Put another way: Racially prejudiced white voters are not opposed to Black candidates simply because they are Black, but because they believe that most Black candidates will fight for “those people” and not “people like us.”

Black Republicans, on the other hand, are perceived differently by racially prejudiced white Americans. Their embrace of the Republican Party and its conservative ideology help assure racially prejudiced whites that, unlike Black Democrats, they are not in the business of carrying water for their own racial group.”

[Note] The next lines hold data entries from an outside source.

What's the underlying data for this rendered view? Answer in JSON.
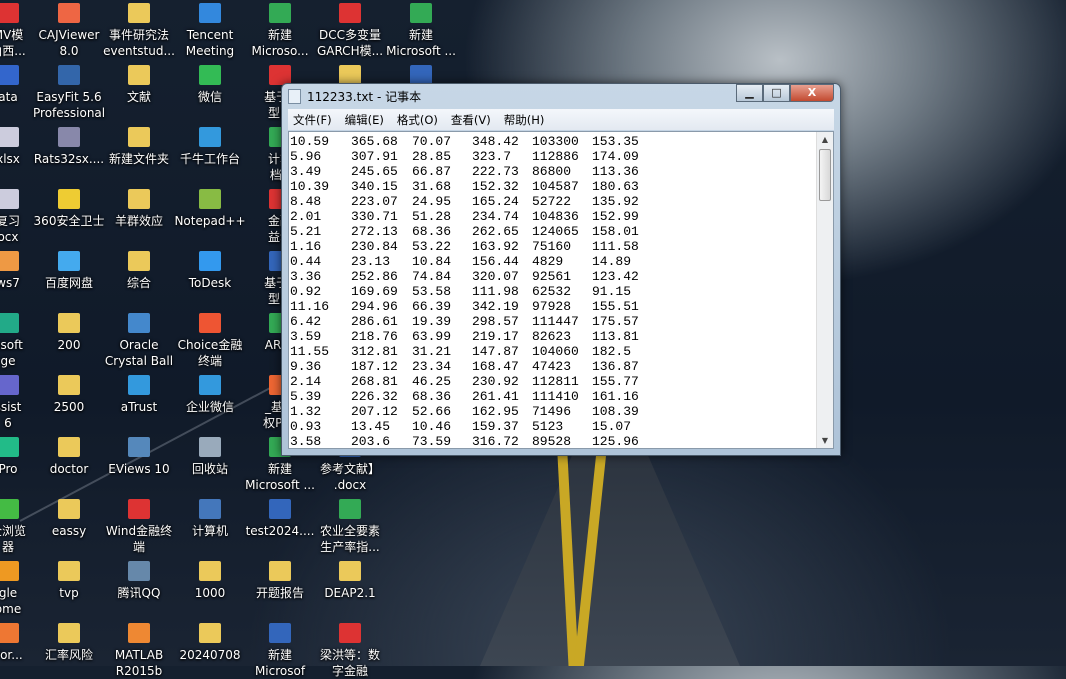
{
  "desktop": {
    "columns": [
      [
        {
          "label": "MV模\n山西...",
          "c": "#d33"
        },
        {
          "label": "ata",
          "c": "#36c"
        },
        {
          "label": "xlsx",
          "c": "#ccd"
        },
        {
          "label": "复习\nocx",
          "c": "#ccd"
        },
        {
          "label": "ws7",
          "c": "#e94"
        },
        {
          "label": "osoft\nge",
          "c": "#2a8"
        },
        {
          "label": "ssist\n6",
          "c": "#66c"
        },
        {
          "label": "Pro",
          "c": "#2b8"
        },
        {
          "label": "全浏览\n器",
          "c": "#4b4"
        },
        {
          "label": "gle\nome",
          "c": "#e92"
        },
        {
          "label": "Por...",
          "c": "#e73"
        }
      ],
      [
        {
          "label": "CAJViewer\n8.0",
          "c": "#e64"
        },
        {
          "label": "EasyFit 5.6\nProfessional",
          "c": "#36a"
        },
        {
          "label": "Rats32sx....",
          "c": "#88a"
        },
        {
          "label": "360安全卫士",
          "c": "#ec3"
        },
        {
          "label": "百度网盘",
          "c": "#4ae"
        },
        {
          "label": "200",
          "c": "#ebc95a"
        },
        {
          "label": "2500",
          "c": "#ebc95a"
        },
        {
          "label": "doctor",
          "c": "#ebc95a"
        },
        {
          "label": "eassy",
          "c": "#ebc95a"
        },
        {
          "label": "tvp",
          "c": "#ebc95a"
        },
        {
          "label": "汇率风险",
          "c": "#ebc95a"
        }
      ],
      [
        {
          "label": "事件研究法\neventstud...",
          "c": "#ebc95a"
        },
        {
          "label": "文献",
          "c": "#ebc95a"
        },
        {
          "label": "新建文件夹",
          "c": "#ebc95a"
        },
        {
          "label": "羊群效应",
          "c": "#ebc95a"
        },
        {
          "label": "综合",
          "c": "#ebc95a"
        },
        {
          "label": "Oracle\nCrystal Ball",
          "c": "#48c"
        },
        {
          "label": "aTrust",
          "c": "#39d"
        },
        {
          "label": "EViews 10",
          "c": "#58b"
        },
        {
          "label": "Wind金融终\n端",
          "c": "#d33"
        },
        {
          "label": "腾讯QQ",
          "c": "#68a"
        },
        {
          "label": "MATLAB\nR2015b",
          "c": "#e83"
        }
      ],
      [
        {
          "label": "Tencent\nMeeting",
          "c": "#38d"
        },
        {
          "label": "微信",
          "c": "#3b5"
        },
        {
          "label": "千牛工作台",
          "c": "#39d"
        },
        {
          "label": "Notepad++",
          "c": "#8b4"
        },
        {
          "label": "ToDesk",
          "c": "#39e"
        },
        {
          "label": "Choice金融\n终端",
          "c": "#e53"
        },
        {
          "label": "企业微信",
          "c": "#39d"
        },
        {
          "label": "回收站",
          "c": "#9ab"
        },
        {
          "label": "计算机",
          "c": "#47b"
        },
        {
          "label": "1000",
          "c": "#ebc95a"
        },
        {
          "label": "20240708",
          "c": "#ebc95a"
        }
      ],
      [
        {
          "label": "新建\nMicroso...",
          "c": "#3a5"
        },
        {
          "label": "基于K\n型的",
          "c": "#d33"
        },
        {
          "label": "计算\n档 -",
          "c": "#3a5"
        },
        {
          "label": "金融\n益动",
          "c": "#d33"
        },
        {
          "label": "基于K\n型的",
          "c": "#36b"
        },
        {
          "label": "ARIM",
          "c": "#3a5"
        },
        {
          "label": "_基于\n权PPP",
          "c": "#e63"
        },
        {
          "label": "新建\nMicrosoft ...",
          "c": "#3a5"
        },
        {
          "label": "test2024....",
          "c": "#36b"
        },
        {
          "label": "开题报告",
          "c": "#ebc95a"
        },
        {
          "label": "新建\nMicrosof",
          "c": "#36b"
        }
      ],
      [
        {
          "label": "DCC多变量\nGARCH模...",
          "c": "#d33"
        },
        {
          "label": "",
          "c": "#ebc95a"
        },
        null,
        null,
        null,
        null,
        null,
        {
          "label": "参考文献】\n.docx",
          "c": "#36b"
        },
        {
          "label": "农业全要素\n生产率指...",
          "c": "#3a5"
        },
        {
          "label": "DEAP2.1",
          "c": "#ebc95a"
        },
        {
          "label": "梁洪等：数\n字金融",
          "c": "#d33"
        }
      ],
      [
        {
          "label": "新建\nMicrosoft ...",
          "c": "#3a5"
        },
        {
          "label": "",
          "c": "#36b"
        }
      ]
    ]
  },
  "notepad": {
    "title": "112233.txt - 记事本",
    "controls": {
      "minimize": "▁",
      "maximize": "□",
      "close": "X"
    },
    "menu": [
      "文件(F)",
      "编辑(E)",
      "格式(O)",
      "查看(V)",
      "帮助(H)"
    ],
    "rows": [
      [
        "10.59",
        "365.68",
        "70.07",
        "348.42",
        "103300",
        "153.35"
      ],
      [
        "5.96",
        "307.91",
        "28.85",
        "323.7",
        "112886",
        "174.09"
      ],
      [
        "3.49",
        "245.65",
        "66.87",
        "222.73",
        "86800",
        "113.36"
      ],
      [
        "10.39",
        "340.15",
        "31.68",
        "152.32",
        "104587",
        "180.63"
      ],
      [
        "8.48",
        "223.07",
        "24.95",
        "165.24",
        "52722",
        "135.92"
      ],
      [
        "2.01",
        "330.71",
        "51.28",
        "234.74",
        "104836",
        "152.99"
      ],
      [
        "5.21",
        "272.13",
        "68.36",
        "262.65",
        "124065",
        "158.01"
      ],
      [
        "1.16",
        "230.84",
        "53.22",
        "163.92",
        "75160",
        "111.58"
      ],
      [
        "0.44",
        "23.13",
        "10.84",
        "156.44",
        "4829",
        "14.89"
      ],
      [
        "3.36",
        "252.86",
        "74.84",
        "320.07",
        "92561",
        "123.42"
      ],
      [
        "0.92",
        "169.69",
        "53.58",
        "111.98",
        "62532",
        "91.15"
      ],
      [
        "11.16",
        "294.96",
        "66.39",
        "342.19",
        "97928",
        "155.51"
      ],
      [
        "6.42",
        "286.61",
        "19.39",
        "298.57",
        "111447",
        "175.57"
      ],
      [
        "3.59",
        "218.76",
        "63.99",
        "219.17",
        "82623",
        "113.81"
      ],
      [
        "11.55",
        "312.81",
        "31.21",
        "147.87",
        "104060",
        "182.5"
      ],
      [
        "9.36",
        "187.12",
        "23.34",
        "168.47",
        "47423",
        "136.87"
      ],
      [
        "2.14",
        "268.81",
        "46.25",
        "230.92",
        "112811",
        "155.77"
      ],
      [
        "5.39",
        "226.32",
        "68.36",
        "261.41",
        "111410",
        "161.16"
      ],
      [
        "1.32",
        "207.12",
        "52.66",
        "162.95",
        "71496",
        "108.39"
      ],
      [
        "0.93",
        "13.45",
        "10.46",
        "159.37",
        "5123",
        "15.07"
      ],
      [
        "3.58",
        "203.6",
        "73.59",
        "316.72",
        "89528",
        "125.96"
      ]
    ]
  }
}
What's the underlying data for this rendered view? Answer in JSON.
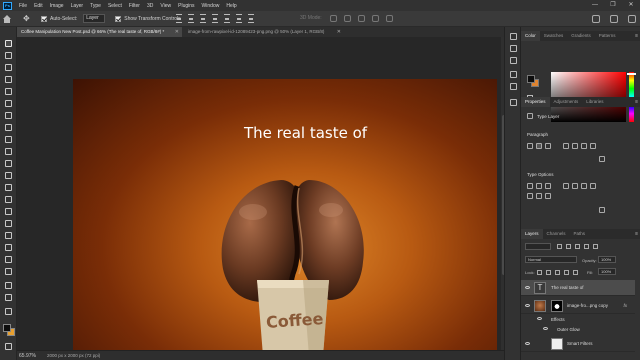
{
  "app": {
    "logo": "Ps",
    "menu": [
      "File",
      "Edit",
      "Image",
      "Layer",
      "Type",
      "Select",
      "Filter",
      "3D",
      "View",
      "Plugins",
      "Window",
      "Help"
    ],
    "window_controls": [
      "—",
      "❐",
      "✕"
    ]
  },
  "options_bar": {
    "move_icon": "move-tool-icon",
    "auto_select_label": "Auto-Select:",
    "auto_select_target": "Layer",
    "show_transform_label": "Show Transform Controls",
    "mode_3d_label": "3D Mode:"
  },
  "tabs": [
    {
      "title": "Coffee Manipulation New Post.psd @ 66% (The real taste of, RGB/8#) *",
      "close": "✕"
    },
    {
      "title": "image-from-rawpixel-id-12089423-png.png @ 50% (Layer 1, RGB/8)",
      "close": "✕"
    }
  ],
  "canvas": {
    "headline": "The real taste of",
    "cup_text": "Coffee"
  },
  "status": {
    "zoom": "65.97%",
    "doc_info": "2000 px x 2000 px (72 ppi)"
  },
  "color_panel": {
    "tabs": [
      "Color",
      "Swatches",
      "Gradients",
      "Patterns"
    ],
    "foreground": "#0d0d0d",
    "background": "#e08430"
  },
  "properties_panel": {
    "tabs": [
      "Properties",
      "Adjustments",
      "Libraries"
    ],
    "layer_kind": "Type Layer",
    "paragraph_label": "Paragraph",
    "type_options_label": "Type Options"
  },
  "layers_panel": {
    "tabs": [
      "Layers",
      "Channels",
      "Paths"
    ],
    "blend_mode": "Normal",
    "opacity_label": "Opacity:",
    "opacity_value": "100%",
    "lock_label": "Lock:",
    "fill_label": "Fill:",
    "fill_value": "100%",
    "layers": [
      {
        "name": "The real taste of",
        "kind": "type",
        "selected": true
      },
      {
        "name": "image-fro...png copy",
        "kind": "image",
        "fx": "fx"
      },
      {
        "name": "Effects",
        "kind": "sub"
      },
      {
        "name": "Outer Glow",
        "kind": "sub"
      },
      {
        "name": "Smart Filters",
        "kind": "filter"
      }
    ]
  }
}
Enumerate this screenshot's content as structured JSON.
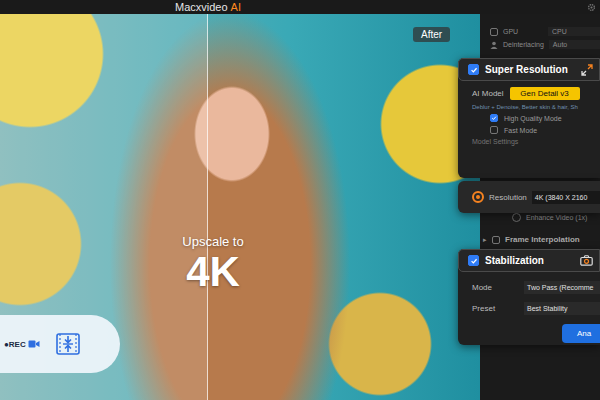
{
  "window": {
    "title": "Macxvideo",
    "title_suffix": "AI"
  },
  "preview": {
    "after_label": "After",
    "caption": "Upscale to",
    "caption_big": "4K"
  },
  "toolbar": {
    "rec_label": "●REC"
  },
  "gpu": {
    "label": "GPU",
    "checked": false,
    "value": "CPU"
  },
  "deinterlacing": {
    "label": "Deinterlacing",
    "value": "Auto"
  },
  "super_resolution": {
    "title": "Super Resolution",
    "checked": true,
    "ai_model_label": "AI Model",
    "ai_model": "Gen Detail v3",
    "description": "Deblur + Denoise, Better skin & hair, Sh",
    "modes": [
      {
        "label": "High Quality Mode",
        "checked": true
      },
      {
        "label": "Fast Mode",
        "checked": false
      }
    ],
    "model_settings": "Model Settings"
  },
  "output_options": [
    {
      "label": "Resolution",
      "selected": true,
      "kind": "card",
      "value": "4K (3840 X 2160"
    },
    {
      "label": "Enhance Video (1x)",
      "selected": false,
      "kind": "plain",
      "value": ""
    }
  ],
  "frame_interpolation": {
    "label": "Frame Interpolation",
    "checked": false,
    "arrow": "▸"
  },
  "stabilization": {
    "title": "Stabilization",
    "checked": true,
    "fields": [
      {
        "label": "Mode",
        "value": "Two Pass (Recomme"
      },
      {
        "label": "Preset",
        "value": "Best Stability"
      }
    ],
    "button": "Ana"
  }
}
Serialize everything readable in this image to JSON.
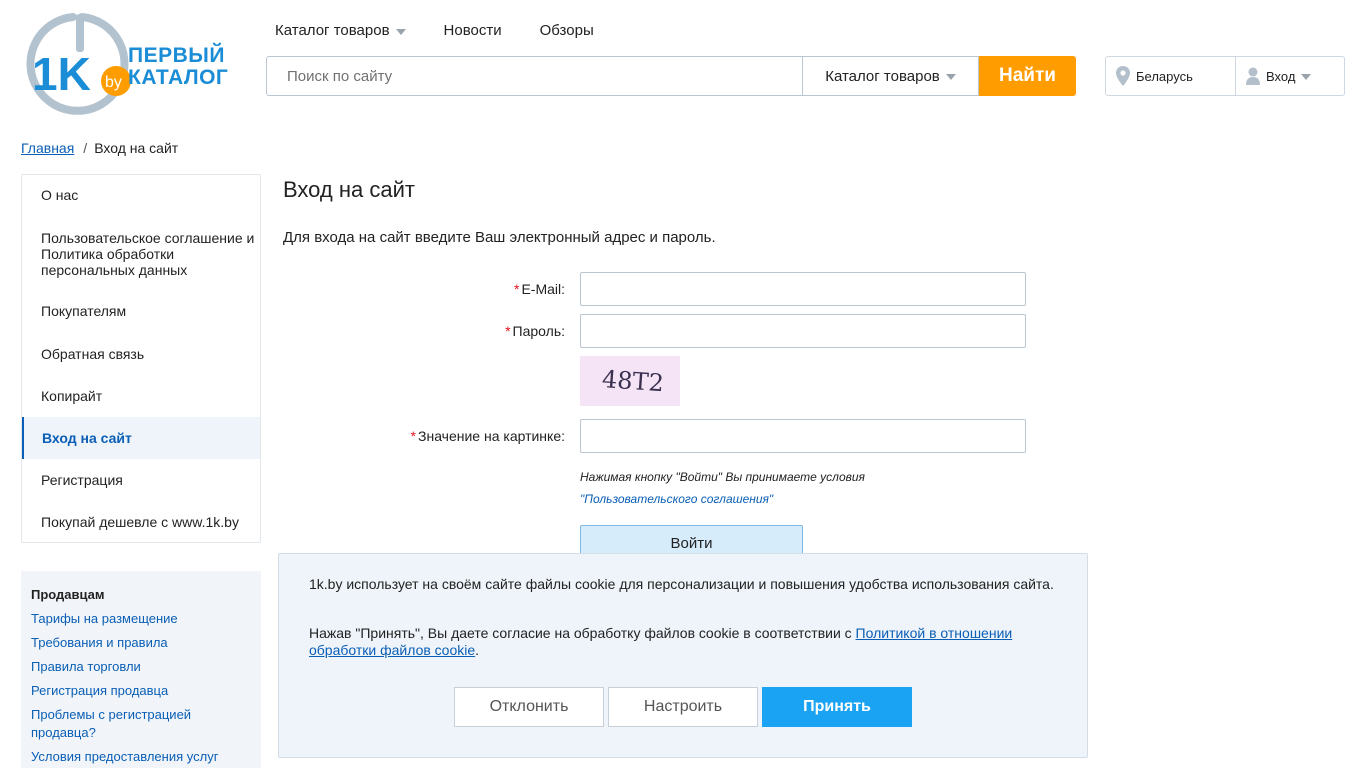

“voting for Black Republicans may also be especially appealing to racially prejudiced whites because it assuages concerns of being seen as racist by enabling them to say, in essence, “I can’t be racist! I voted for a Black candidate!” Psychologists call this “moral credentialing,” and there’s even some evidence that voters who expressed support for Obama shortly after the 2008 election felt more justified in favoring white Americans over Black Americans. Electing a Black Republican like Sears, who railed against critical race theory during the run-up to the election and supports voting restrictions that adversely affect racial minorities, is similarly used as a symbolic shield by the entire party from inevitable charges of championing racist policies. As we mentioned earlier, conservative media outlets and politicians are already weaponizing her victory against anyone who would dare suggest so.”